Those of you who know me know that I LOVE SUNSHINE!! There are very few things I love more than being able to stretch out my bare toes in the sun and feel warm. When I soak up the rays, I truly feel that I am soaking up energy and restoring balance to my body.
I have felt this way since I was a child. Part of it may be that I come from a long line of New England sun-worshippers – I have many distinct memories of my mother “laying out” and of my grandmother “catching some sun.” This might be due to the extreme darkness of New England winters; when it’s finally summer (read: 60 degrees and sunny), you take advantage of it (read: bathing suit and tanning oil).
But perhaps my love for sun is actually my body’s way of telling me what it sorely needs: vitamin D.
I now realize that I have had chronic depression since I was a teenager. When I was in high school my friends would call me “Sunshine” for two reasons: partly because they knew I loved the sun, but mostly as a satirical comment on my anything-but-sunny outlook on life. When I was a freshman in [a New England] college, I learned about a thing called Seasonal Affective Disorder (appropriately called SAD), which is also known as the winter blues or seasonal depression. Whoa. This was huge to me. My depression had gotten pretty severe that winter, and had come with the stereotypical symptoms of insomnia and a terrible body image. I craved sunshine. I felt so desperate for it that I bought a UV light bulb for my dorm room!
Now I realize that I was probably severely vitamin D deficient. I got sick often. I had trouble sleeping. I had depression. And I hadn’t seen the sun in 5 months. Experts at the Mayo Clinic say “Some studies suggest an association between low vitamin D levels in the blood and various mood disorders, including depression, seasonal affective disorder (SAD), and premenstrual syndrome. Also vitamin D supplementation may improve symptoms of depression associated with seasonal affective disorder.” And here’s another great article about the risks of Vitamin D deficiency.
Did you know that if you live north of San Francisco/Washington DC, it is impossible to get enough vitamin D from the sun in the winter? As in, IT IS NOT POSSIBLE. The sun is too low in the sky to penetrate the atmosphere effectively. Some people call it a Vitamin D Winter. Crazy, huh!
So now you’re probably wondering: if sunshine is the cure for depression, why have I struggled with it while living in Southern Arizona?
First of all, sunshine is not a cure for depression, but it can ease symptoms in some cases. Second, hormones and genetics also play a big role. And third, nearly 75% of people living in Southern Arizona are vitamin D deficient!!!* Isn’t that just crazy?!?! The sun shines literally 360 days of the year here!

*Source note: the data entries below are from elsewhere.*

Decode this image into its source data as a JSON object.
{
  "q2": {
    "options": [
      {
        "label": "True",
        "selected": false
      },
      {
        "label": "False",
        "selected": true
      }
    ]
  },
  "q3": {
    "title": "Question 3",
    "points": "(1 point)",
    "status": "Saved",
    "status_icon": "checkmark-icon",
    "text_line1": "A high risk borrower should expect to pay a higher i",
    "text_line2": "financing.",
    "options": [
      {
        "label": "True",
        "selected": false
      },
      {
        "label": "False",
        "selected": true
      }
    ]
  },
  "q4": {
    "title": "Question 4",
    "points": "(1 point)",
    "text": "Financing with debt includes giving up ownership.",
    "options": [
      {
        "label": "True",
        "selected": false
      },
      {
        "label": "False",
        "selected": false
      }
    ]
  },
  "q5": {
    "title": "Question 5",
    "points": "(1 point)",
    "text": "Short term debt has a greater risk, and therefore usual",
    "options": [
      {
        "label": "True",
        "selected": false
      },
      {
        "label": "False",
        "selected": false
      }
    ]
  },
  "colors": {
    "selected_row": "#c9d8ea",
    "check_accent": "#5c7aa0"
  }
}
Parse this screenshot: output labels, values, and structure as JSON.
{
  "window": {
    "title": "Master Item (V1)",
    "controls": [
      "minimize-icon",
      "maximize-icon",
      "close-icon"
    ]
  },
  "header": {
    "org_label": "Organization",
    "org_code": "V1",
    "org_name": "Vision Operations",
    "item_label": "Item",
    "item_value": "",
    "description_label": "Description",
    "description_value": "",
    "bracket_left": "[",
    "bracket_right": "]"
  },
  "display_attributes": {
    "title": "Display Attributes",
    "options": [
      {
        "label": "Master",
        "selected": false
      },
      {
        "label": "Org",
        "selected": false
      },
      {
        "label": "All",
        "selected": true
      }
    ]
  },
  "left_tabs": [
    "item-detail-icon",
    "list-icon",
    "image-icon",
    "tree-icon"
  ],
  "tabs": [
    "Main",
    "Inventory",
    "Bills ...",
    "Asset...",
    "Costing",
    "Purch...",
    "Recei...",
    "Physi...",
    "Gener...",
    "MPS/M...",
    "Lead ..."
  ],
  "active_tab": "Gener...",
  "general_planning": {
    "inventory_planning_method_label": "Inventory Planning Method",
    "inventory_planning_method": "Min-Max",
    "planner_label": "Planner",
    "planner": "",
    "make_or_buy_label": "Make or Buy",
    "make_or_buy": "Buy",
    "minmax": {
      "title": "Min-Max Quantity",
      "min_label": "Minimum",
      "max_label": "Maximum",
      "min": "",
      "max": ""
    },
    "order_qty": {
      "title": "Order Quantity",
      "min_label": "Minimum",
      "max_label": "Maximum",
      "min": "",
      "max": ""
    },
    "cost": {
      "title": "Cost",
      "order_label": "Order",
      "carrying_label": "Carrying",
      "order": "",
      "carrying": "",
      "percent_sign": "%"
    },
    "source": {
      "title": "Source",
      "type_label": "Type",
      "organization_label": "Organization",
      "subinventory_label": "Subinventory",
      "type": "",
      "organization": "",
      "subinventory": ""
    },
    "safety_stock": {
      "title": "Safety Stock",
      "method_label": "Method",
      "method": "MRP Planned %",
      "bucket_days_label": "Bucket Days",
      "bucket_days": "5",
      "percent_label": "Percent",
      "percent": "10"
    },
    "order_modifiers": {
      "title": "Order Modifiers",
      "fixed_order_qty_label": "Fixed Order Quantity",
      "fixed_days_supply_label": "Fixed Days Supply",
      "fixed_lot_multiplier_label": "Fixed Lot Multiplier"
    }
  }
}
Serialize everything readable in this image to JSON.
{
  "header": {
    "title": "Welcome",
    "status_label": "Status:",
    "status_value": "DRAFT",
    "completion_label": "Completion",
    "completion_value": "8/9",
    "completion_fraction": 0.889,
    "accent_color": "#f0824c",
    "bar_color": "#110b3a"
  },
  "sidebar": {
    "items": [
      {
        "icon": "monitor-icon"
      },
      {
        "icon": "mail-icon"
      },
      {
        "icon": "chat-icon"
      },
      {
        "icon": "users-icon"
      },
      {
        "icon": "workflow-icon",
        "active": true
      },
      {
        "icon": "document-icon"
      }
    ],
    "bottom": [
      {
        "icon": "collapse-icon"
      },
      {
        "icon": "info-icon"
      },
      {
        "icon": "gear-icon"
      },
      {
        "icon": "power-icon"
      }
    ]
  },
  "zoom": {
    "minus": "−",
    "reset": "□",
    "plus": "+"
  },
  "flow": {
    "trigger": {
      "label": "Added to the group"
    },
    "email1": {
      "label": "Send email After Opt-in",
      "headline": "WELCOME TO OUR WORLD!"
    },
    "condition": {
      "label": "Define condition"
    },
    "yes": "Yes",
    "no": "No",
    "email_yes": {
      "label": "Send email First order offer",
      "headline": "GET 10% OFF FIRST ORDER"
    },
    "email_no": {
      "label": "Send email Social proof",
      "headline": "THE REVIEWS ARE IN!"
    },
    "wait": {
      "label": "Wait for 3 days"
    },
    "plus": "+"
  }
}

But, as I noticed very quickly upon my arrival, the people of Arizona are afraid of the sun. They hate it. They will park 50 yards away just to be in the shade. They refuse to be outside between the hours of 9 and 3. At the park, every child (and parent) is wearing a hat, sunscreen (even at nine o’clock in the morning – literally, I saw someone today spray their kid and it was 8:50am) and sometimes even long sleeves even though it’s almost 100 degrees. NO ONE has a tan. We see people using umbrellas walking from their car to the store, and now my daughter asks, “It’s really hot out, Mommy, can I have an umbrella?”
The truth is, we NEED sunshine! Our bodies absorb vitamin D from the sun much more efficiently than from a supplement, and 10-20 minutes in peak sunlight can provide us with the appropriate amount without risking skin cancer. Of course I put [a natural] sunscreen on my kids when we’re out for a long time. But walking from the car to Target? Bring on the sun!
For the first four years of living in Southern Arizona, my depression symptoms drastically decreased. My insomnia was gone, my attitude was better, and overall I just felt healthy. Even my husband noticed a difference in me. The roller-coaster hormones of pregnancy and post-partum of two babies is what did me in, but more on that later.
I firmly believe that sunshine can make a difference, even if slight. So if you are having a lousy day, are sick all the time or are feeling blue, try getting your 15 minutes of rays every day, and see if it helps!
* REF: Am J Clinical Nutrition. Mar;87(3):608-13. 2008
I am not a medical professional, nor do I play one on TV. The comments and opinions expressed in these articles are merely comments and opinions. Please seek professional medical advice before making any changes to the diet, exercise, or medication of yourself or your children.